Most of us didn’t sleep that short night, our first in the open for some time. The first sun, the little one, was back up three hours after the big one had set, and it made a pleasantly soft light to explore by.

The forest was made up of those trees with slim orange trunks. The trunks were warm and leathery to the touch; the leaves were membranous and translucent, with a kind of ivory-colored Spanish moss hanging from some like old lace; they rustled pleasantly in the grapey wind. We looked for fruit but there was none. The forest was large and the trees were all alike. We kept on walking through it. There was little chance of getting lost, but just to be sure I marked our path occasionally with a page from The Ambassadors, which had somehow wound up in my jacket pocket. After a while the second sun came up, the light changed from red to yellow, and it began to get warm. The spongy grass became harder underfoot as its moisture evaporated. I was getting hot and sticky and was thinking about going back to the ship for the nuclear jeep when we came up over a slight rise and Ruth, who was the first up there, shouted, “Wow!” and we all came up alongside her and gaped. Below us stretched a broad valley all the way to the horizon, with trees and bushes and plants: brown and crimson and mauve and yellow. The small hairs on the back of my neck prickled.

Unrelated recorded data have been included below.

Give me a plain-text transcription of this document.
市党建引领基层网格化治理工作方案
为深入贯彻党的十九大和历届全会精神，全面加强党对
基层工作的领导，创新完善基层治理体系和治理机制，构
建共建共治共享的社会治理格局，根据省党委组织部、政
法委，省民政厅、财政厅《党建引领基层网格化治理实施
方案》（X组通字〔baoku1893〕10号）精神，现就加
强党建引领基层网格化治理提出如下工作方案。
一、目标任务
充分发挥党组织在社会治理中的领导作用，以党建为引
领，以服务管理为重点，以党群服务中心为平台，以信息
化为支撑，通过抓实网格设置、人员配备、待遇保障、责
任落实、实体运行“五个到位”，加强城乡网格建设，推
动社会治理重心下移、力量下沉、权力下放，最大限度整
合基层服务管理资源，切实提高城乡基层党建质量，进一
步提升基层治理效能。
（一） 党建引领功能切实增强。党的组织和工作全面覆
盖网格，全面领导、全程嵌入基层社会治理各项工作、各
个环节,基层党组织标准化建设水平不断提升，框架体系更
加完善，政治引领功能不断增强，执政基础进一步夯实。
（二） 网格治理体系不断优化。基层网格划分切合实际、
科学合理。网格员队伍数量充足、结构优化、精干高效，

We were all still a bit high from the picnic and from being up all the brief night; we rushed down the hill and started looking at the different plants, first in childish delight and then trying to find things that seemed edible. I found some long pods growing from a yellow bush and picked them; they were slippery and smelled grassy in my hand. Ruth found something that looked like an avocado, and Howard found stalks like celery. We began gathering in earnest, shouting at one another when we found something that looked good. You could move fast and easily in that gravity and we were all over the place. Nobody dared bite into anything yet; it all had to be tested first for poisons and digestibility. We loaded ourselves with this astonishing harvest, laughing and joking. It was a profound release after the long trip from Belson and the days of waiting in the rain.